DeepSeek R1 and Goodhart’s law

I am impressed by the huge cost advantage of DeepSeek’s R1. DeepSeek R1 is about 30x cheaper than OpenAI’s o1 for both input and output tokens:

DeepSeek’s API costs $0.55 per million input tokens, $0.14 for cached inputs, and $2.19 per million output tokens.
OpenAI’s o1 costs $15 per million input tokens, $7.50 for cached inputs, and $60 per million output tokens.

This is despite the fact that DeepSeek R1 performs on par if not better than OpenAI o1 on most benchmarks. What gives me pause is the obsession with benchmarks. This obsession seems to make training and fine-tuning these models even more complex, but is it for the right reason?

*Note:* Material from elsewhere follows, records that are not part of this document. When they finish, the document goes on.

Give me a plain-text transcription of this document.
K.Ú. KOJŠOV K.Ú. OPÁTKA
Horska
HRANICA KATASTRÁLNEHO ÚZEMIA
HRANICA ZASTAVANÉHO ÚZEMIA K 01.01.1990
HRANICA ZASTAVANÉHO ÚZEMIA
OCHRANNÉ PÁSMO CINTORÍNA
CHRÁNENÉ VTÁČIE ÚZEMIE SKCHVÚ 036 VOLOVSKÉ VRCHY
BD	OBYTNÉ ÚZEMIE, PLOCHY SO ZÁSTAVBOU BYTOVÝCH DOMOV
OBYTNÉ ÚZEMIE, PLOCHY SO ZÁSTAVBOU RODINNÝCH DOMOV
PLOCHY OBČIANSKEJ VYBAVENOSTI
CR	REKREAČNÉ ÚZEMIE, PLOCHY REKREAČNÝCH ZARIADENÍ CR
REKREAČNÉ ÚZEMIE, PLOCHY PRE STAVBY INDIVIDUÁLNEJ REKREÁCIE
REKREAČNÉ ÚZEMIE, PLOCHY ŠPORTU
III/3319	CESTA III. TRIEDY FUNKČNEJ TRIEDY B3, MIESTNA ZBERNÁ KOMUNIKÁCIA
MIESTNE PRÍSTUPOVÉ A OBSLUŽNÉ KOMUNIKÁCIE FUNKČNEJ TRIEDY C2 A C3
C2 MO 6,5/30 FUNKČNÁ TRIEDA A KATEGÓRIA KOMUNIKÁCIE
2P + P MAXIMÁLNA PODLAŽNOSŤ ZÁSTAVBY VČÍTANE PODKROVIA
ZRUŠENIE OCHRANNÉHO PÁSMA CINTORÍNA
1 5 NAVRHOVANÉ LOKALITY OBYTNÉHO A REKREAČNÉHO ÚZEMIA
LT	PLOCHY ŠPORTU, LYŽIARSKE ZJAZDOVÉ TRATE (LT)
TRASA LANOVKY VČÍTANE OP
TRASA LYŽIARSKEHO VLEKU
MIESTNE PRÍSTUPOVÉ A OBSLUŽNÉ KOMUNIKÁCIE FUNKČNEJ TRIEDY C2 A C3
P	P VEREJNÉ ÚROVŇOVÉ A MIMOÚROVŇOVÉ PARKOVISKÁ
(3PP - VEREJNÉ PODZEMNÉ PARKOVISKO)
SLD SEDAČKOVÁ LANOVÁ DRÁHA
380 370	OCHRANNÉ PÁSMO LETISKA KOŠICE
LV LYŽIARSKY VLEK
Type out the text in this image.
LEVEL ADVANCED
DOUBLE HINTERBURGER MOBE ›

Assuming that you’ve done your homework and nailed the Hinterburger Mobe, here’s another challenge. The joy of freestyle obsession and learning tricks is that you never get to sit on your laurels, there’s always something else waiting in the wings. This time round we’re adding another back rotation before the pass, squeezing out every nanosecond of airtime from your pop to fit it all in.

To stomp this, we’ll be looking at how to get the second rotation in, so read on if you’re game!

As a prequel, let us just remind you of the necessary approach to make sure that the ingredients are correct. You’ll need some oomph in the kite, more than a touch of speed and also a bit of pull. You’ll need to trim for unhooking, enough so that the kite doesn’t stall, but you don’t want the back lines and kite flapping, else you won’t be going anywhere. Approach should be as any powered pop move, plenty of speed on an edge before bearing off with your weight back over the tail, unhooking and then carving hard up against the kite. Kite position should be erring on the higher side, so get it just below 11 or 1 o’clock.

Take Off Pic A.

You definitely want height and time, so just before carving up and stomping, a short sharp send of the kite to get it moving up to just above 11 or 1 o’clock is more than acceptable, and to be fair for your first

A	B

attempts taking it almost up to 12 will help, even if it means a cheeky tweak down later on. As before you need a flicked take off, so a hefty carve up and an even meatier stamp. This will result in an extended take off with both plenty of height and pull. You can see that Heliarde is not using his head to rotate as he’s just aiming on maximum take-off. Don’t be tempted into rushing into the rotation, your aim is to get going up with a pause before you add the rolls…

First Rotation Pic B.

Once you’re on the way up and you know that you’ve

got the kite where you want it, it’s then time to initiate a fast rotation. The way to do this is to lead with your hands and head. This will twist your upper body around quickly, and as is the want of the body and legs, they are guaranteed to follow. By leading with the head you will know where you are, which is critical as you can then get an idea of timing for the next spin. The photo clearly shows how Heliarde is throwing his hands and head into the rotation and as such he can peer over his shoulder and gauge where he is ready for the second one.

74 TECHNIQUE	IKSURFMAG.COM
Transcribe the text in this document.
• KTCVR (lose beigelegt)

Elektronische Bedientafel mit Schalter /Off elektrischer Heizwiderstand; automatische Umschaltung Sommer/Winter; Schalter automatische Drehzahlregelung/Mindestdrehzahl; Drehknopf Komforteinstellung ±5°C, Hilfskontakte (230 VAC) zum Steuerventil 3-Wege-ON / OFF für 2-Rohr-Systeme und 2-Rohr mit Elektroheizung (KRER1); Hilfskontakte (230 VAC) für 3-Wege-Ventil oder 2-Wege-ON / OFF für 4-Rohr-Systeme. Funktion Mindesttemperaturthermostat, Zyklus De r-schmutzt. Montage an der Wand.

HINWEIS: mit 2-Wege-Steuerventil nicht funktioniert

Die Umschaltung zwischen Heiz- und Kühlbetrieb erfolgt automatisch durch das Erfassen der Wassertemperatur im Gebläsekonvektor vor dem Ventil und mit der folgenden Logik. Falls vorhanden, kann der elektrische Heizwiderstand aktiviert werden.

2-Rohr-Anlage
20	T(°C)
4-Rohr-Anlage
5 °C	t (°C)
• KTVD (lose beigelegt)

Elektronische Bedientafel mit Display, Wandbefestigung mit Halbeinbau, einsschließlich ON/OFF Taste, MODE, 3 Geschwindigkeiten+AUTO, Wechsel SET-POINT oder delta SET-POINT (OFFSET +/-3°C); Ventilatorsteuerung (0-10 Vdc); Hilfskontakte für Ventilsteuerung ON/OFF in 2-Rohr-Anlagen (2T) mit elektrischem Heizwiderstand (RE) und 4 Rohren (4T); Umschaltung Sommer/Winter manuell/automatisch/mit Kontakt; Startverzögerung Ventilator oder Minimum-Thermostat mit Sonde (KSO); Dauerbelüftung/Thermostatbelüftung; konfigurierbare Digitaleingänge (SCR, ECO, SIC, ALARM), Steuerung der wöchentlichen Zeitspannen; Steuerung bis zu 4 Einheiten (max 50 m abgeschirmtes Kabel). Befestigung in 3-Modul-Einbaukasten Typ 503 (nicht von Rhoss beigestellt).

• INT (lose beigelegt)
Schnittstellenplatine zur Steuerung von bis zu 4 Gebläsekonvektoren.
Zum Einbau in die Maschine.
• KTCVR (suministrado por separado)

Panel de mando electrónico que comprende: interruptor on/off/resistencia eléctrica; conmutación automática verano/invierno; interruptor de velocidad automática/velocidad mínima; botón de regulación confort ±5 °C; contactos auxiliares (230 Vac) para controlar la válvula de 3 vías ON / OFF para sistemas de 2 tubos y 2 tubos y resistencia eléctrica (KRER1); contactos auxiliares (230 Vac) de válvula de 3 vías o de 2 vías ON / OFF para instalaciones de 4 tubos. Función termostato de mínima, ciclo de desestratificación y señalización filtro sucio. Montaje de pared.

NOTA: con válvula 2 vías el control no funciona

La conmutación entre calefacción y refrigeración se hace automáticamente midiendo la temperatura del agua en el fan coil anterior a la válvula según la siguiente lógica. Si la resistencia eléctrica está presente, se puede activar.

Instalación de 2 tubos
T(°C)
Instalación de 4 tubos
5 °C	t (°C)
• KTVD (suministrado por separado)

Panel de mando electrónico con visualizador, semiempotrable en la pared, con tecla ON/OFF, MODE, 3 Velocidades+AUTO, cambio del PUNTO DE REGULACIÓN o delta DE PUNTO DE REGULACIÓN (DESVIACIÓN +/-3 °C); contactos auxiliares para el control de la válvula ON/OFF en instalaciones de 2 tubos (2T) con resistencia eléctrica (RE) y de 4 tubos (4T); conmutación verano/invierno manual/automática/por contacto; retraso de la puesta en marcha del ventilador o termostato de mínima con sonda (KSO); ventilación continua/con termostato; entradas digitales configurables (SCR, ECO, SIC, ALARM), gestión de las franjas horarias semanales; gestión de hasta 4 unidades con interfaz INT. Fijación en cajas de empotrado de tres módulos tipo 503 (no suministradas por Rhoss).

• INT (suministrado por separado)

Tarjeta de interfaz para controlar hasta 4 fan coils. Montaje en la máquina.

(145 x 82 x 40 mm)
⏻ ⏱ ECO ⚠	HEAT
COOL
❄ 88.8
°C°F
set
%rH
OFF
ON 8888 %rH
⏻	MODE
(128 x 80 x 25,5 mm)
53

For example, DeepSeek R1 appears to use a synthetic dataset of thousands of long-form CoT examples generated by prompting its own base model, whose responses were then reviewed and refined by human annotators, added to its own base model’s responses to reasoning prompts, and multiple layers of RL rounds that follow.

How about reverse causation?

As long as the model works and performs well on the benchmarks, we don’t seem to care about the complexity at this point, but I am increasingly curious about the future use of these models. By losing any kind of directionality in the way data and assumptions flow, reverse causation runs rampant.

Will there be a pause to try to simplify at some point?

In the business process reengineering work of the 1990s, the key challenge was to obliterate non-value-added work rather than automate it with technology. So far, each new version of an LLM seems to be obliterating for the sake of doing better on the benchmarks, which brings me to Goodhart’s Law:

“When a measure becomes a target, it ceases to be a good measure.”